Un décès dû à une suspicion de rage a été notifié à Itaosy. Au cours de cette année, trois cas de rage humaine ont été enregistrés jusqu’ici dans tout Madagascar.


Copyright Image : © Midi Madagasikara

 

Une scène qui fait froid dans le dos ! « Mordu au visage par son chien, un garçon de 7 ans a succombé à ses blessures. Le drame est survenu à Itaosy vers la fin du mois dernier. Il est tombé gravement malade et a été emmené à l’hôpital mais malgré tous les efforts des médecins, il n’a pas survécu à l’intervention », selon le Dr Virginie Rajaonarivony, responsable des maladies émergentes et ré-émergentes auprès du ministère de la Santé publique. Cette responsable a également indiqué qu’un autre membre de cette famille avait déjà été mordu par ce même chien « non-vacciné » deux jours après la morsure de cette victime mais il s’en est sorti indemne après avoir reçu à temps les soins nécessaires. Quant au chien responsable de ce drame, il a été abattu par ses propriétaires.

 

Traitement. Cette suspicion de rage à Itaosy n’est qu’un exemple parmi tant d’autres mais il reflète cependant la triste réalité. 15 000 cas de morsures sont notifiés chaque année à Madagascar. En l’absence de prophylaxie post-exposition, la rage provoquerait entre 1 000 et 4 000 décès par an. Selon les données reçues auprès du ministère de la Santé, environ 10 cas de rage humaine sont enregistrés tous les ans dans le pays si au cours de cette année on a enregistré jusqu’ici 3 cas.
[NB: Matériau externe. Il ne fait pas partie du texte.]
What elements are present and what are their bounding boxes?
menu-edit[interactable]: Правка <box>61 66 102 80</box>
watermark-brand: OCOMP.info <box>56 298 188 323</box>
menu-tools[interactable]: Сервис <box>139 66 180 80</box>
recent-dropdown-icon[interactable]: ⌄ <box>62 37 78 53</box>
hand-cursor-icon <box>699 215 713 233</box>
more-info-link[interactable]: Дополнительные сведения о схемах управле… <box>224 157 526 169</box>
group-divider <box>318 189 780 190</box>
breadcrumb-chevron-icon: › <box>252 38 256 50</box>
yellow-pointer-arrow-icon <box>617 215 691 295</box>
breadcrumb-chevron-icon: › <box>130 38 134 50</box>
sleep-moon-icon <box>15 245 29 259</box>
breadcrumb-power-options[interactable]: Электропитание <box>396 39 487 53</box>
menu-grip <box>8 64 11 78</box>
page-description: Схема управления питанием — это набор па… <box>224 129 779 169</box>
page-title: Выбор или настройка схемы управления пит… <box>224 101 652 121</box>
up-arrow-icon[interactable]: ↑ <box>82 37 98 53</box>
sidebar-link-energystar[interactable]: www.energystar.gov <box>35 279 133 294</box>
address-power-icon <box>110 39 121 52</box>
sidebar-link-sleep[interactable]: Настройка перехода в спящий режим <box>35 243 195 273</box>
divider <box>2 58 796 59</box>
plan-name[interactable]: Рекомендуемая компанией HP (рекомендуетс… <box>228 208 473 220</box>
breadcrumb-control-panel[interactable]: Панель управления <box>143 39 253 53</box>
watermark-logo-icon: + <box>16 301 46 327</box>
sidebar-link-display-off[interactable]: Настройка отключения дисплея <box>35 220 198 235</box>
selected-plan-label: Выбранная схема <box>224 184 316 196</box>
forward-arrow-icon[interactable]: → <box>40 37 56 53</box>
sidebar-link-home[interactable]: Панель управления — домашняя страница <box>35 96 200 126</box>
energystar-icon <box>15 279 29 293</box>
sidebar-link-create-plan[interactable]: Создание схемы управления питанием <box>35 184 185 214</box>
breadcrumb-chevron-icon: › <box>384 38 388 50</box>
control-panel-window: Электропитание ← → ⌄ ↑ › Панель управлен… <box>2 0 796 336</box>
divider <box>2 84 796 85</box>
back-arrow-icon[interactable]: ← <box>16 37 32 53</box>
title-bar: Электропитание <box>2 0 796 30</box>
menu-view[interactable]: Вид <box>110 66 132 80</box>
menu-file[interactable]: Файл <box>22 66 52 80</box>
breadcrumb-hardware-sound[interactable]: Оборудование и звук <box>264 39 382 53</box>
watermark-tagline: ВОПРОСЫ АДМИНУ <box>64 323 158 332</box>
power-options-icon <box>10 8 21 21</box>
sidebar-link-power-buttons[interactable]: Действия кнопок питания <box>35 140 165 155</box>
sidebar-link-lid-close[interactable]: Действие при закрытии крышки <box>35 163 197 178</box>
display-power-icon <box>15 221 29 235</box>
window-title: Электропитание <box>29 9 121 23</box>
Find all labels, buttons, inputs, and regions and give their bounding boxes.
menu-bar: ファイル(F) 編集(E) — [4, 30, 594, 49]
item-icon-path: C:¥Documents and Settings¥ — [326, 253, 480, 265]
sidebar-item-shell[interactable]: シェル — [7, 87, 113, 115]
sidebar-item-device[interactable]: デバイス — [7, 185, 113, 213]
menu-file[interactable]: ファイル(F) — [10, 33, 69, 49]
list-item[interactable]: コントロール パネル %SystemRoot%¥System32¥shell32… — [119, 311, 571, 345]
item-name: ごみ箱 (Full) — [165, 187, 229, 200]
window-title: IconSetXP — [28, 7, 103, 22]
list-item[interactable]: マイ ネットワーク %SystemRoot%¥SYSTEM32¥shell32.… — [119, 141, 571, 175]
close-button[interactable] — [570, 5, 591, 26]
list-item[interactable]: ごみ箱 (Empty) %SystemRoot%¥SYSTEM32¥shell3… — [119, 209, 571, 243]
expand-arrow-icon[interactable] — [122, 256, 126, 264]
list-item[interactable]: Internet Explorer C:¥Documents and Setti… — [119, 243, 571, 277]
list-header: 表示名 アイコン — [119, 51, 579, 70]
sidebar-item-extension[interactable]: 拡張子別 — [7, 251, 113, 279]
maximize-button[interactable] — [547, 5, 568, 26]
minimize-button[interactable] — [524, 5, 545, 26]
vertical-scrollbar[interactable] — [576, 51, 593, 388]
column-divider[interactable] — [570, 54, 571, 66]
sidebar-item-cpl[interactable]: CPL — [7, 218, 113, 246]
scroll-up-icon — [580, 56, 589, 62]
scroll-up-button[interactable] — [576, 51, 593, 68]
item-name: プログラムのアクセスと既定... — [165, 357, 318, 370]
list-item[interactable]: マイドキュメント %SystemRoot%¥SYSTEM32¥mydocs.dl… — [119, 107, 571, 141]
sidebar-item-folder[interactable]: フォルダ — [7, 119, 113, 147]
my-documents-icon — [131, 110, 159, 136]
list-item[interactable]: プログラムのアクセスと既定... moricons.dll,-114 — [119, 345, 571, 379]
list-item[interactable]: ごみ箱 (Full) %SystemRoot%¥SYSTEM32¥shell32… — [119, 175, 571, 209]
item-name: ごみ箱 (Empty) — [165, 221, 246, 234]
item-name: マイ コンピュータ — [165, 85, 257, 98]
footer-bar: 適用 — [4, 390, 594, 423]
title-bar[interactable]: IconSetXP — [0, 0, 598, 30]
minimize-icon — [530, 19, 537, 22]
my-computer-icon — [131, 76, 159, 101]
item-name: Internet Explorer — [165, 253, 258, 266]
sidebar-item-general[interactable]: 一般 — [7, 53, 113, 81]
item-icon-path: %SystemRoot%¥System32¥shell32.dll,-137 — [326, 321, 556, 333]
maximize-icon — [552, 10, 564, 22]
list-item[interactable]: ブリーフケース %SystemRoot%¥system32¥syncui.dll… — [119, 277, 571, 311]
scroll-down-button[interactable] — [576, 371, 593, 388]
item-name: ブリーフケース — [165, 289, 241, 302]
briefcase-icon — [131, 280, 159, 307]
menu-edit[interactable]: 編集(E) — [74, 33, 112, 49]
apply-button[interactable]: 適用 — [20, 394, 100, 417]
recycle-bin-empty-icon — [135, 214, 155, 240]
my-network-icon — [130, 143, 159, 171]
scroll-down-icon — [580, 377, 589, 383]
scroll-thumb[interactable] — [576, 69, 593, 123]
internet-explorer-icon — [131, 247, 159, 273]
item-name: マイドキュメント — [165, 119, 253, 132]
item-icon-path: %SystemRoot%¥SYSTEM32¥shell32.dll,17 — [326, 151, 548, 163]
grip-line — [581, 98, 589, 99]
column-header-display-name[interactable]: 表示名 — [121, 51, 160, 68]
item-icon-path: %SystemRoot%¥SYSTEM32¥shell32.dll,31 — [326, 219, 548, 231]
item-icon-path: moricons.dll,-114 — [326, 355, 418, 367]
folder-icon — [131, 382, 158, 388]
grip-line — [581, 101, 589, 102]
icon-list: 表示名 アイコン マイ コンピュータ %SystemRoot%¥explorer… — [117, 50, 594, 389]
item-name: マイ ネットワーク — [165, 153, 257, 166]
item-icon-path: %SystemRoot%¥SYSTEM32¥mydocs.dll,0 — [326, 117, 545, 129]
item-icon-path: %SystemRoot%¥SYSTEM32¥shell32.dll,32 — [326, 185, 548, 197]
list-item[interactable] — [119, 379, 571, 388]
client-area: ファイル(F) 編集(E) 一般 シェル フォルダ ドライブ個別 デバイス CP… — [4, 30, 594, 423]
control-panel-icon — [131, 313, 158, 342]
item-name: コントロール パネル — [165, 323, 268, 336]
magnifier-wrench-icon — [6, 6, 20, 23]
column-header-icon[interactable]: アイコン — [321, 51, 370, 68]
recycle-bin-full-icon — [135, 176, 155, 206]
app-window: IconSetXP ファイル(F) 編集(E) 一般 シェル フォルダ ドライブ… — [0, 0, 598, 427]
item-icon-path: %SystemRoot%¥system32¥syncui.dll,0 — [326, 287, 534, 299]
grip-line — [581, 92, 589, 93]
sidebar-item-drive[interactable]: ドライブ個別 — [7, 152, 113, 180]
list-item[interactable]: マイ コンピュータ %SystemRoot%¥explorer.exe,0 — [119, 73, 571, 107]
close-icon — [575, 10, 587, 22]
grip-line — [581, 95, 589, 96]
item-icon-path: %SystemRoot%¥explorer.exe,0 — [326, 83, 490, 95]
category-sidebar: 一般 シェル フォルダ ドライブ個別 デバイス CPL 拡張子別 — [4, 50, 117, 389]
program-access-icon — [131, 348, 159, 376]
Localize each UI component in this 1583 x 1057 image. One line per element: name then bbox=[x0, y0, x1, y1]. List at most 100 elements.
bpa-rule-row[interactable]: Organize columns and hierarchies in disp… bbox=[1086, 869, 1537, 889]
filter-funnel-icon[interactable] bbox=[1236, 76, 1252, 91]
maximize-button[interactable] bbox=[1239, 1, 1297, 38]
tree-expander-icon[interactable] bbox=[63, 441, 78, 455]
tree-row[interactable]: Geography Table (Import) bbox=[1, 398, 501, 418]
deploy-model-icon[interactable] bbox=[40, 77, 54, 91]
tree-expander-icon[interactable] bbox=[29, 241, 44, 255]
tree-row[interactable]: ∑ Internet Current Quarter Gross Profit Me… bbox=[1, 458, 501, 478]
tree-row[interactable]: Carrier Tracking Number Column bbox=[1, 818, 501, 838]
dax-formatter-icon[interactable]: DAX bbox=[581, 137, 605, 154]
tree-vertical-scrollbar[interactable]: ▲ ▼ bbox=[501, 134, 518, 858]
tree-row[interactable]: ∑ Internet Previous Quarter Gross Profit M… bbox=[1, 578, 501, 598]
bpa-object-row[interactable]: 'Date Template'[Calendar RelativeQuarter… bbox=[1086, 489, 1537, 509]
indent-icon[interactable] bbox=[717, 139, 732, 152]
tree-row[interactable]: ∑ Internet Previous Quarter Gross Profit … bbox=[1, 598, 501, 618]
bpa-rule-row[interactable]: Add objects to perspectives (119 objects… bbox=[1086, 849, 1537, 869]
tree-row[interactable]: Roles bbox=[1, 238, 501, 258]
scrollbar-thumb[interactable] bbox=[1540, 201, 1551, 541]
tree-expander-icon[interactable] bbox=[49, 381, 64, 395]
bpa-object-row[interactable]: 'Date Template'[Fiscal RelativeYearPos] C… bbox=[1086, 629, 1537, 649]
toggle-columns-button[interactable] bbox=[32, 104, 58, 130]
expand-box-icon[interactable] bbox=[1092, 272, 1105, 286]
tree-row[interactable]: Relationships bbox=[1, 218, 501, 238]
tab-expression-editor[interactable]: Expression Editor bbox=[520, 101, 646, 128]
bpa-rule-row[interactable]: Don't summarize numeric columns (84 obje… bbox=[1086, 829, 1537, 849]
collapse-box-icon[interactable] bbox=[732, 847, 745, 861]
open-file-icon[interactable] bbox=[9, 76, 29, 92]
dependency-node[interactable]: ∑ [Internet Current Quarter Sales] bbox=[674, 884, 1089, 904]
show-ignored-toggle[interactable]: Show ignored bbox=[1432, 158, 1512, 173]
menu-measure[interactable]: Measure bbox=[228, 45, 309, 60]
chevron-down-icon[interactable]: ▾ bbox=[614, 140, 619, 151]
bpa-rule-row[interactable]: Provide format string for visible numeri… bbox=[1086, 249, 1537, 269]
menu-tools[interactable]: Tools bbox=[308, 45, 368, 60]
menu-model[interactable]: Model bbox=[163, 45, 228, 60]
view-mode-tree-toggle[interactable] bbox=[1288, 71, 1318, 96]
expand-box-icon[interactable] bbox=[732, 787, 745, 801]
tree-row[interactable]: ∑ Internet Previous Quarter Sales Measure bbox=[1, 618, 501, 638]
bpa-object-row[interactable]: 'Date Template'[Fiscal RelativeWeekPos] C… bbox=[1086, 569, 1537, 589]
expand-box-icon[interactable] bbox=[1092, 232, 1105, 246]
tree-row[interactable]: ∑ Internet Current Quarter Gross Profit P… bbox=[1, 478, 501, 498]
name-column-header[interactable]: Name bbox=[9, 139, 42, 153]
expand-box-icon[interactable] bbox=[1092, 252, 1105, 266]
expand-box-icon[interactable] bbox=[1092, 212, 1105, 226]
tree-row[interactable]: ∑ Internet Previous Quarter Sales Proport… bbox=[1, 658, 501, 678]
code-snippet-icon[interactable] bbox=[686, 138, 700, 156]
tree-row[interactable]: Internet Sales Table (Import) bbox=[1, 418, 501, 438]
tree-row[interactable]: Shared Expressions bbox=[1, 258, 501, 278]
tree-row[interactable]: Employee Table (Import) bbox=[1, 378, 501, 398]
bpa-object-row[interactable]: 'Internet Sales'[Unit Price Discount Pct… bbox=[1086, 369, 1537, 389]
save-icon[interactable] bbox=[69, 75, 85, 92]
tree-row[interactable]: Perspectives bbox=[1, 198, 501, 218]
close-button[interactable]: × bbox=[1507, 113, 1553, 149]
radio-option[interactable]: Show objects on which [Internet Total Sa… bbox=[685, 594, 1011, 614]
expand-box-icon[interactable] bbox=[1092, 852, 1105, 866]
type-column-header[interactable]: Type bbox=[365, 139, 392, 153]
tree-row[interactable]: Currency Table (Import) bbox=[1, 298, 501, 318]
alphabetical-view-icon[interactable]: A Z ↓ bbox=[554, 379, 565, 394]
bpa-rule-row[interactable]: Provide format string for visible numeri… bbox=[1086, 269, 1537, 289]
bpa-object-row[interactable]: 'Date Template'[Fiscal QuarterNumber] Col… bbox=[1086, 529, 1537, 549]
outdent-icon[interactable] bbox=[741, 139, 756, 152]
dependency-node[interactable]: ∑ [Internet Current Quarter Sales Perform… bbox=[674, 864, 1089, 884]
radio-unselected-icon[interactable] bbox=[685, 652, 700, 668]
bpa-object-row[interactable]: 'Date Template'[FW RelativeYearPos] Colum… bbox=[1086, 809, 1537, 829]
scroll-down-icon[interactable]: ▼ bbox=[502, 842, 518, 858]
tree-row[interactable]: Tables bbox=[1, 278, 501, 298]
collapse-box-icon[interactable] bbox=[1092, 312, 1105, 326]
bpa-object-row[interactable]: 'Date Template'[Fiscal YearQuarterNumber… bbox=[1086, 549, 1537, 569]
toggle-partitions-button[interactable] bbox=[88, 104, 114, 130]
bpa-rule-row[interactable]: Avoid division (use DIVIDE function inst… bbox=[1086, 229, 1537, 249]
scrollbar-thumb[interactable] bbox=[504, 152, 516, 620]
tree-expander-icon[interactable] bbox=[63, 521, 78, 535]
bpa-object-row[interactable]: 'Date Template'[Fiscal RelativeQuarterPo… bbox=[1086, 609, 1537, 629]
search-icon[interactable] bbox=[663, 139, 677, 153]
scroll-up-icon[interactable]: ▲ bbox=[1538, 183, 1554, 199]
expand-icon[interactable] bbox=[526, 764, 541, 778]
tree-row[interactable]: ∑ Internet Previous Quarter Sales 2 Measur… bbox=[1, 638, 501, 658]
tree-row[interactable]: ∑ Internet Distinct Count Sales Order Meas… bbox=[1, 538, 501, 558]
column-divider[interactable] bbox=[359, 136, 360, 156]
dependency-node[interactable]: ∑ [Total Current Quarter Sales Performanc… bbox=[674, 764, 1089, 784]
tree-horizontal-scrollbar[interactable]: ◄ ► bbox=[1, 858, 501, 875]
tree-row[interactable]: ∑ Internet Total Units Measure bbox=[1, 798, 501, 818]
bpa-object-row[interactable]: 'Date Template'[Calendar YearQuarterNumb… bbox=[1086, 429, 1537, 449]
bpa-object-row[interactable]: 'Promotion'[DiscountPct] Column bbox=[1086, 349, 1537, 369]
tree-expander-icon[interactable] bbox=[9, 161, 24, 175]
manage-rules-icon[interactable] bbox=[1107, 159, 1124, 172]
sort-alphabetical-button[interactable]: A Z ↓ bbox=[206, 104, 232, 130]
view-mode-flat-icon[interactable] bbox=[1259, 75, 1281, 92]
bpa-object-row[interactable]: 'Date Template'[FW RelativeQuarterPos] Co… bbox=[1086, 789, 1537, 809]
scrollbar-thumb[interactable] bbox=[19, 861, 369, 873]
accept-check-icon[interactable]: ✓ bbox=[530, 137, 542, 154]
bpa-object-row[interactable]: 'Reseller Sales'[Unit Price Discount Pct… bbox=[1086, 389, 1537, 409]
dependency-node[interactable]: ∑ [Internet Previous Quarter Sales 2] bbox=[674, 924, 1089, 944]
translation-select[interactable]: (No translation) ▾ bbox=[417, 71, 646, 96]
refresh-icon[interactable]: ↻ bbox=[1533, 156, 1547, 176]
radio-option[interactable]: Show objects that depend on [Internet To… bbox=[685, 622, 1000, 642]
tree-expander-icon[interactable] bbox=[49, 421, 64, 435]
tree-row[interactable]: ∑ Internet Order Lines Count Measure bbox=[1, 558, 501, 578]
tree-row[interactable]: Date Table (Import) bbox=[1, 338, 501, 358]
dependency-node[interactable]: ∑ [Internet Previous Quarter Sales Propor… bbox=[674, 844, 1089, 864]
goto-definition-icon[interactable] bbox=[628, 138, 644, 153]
En cette célébration de la journée mondiale contre la rage, le Dr Virginie Rajaonarivony a encouragé les personnes mordues par les chiens ou les chats à opter pour le traitement post-exposition dans un centre antirabique et le plus tôt possible. Madagascar dispose de 31 centres de traitement antirabique qui sont répartis dans tout le pays.

 

Préventions. La rage est une maladie à prévention vaccinale et la vaccination des chiens est la plus efficace pour éviter la rage chez l’homme. Ainsi, en cas de morsure, mieux vaut prévenir par un nettoyage soigneux de la plaie avec du savon et instituer le plus tôt possible le traitement post-exposition dans un centre antirabique. L’administration d’un traitement efficace peu de temps après la morsure permet d’éviter l’apparition des symptômes de la rage et le décès. Après quelques jours à quelques mois d’incubation, le plus souvent, l’individu présente des symptômes caractérisés par une difficulté à avaler et des troubles neuropsychiatriques variés, notamment l’anxiété et l’agitation. Une fois les signes déclarés, l’évolution tend vers le coma et la mort en quelques heures à quelques jours.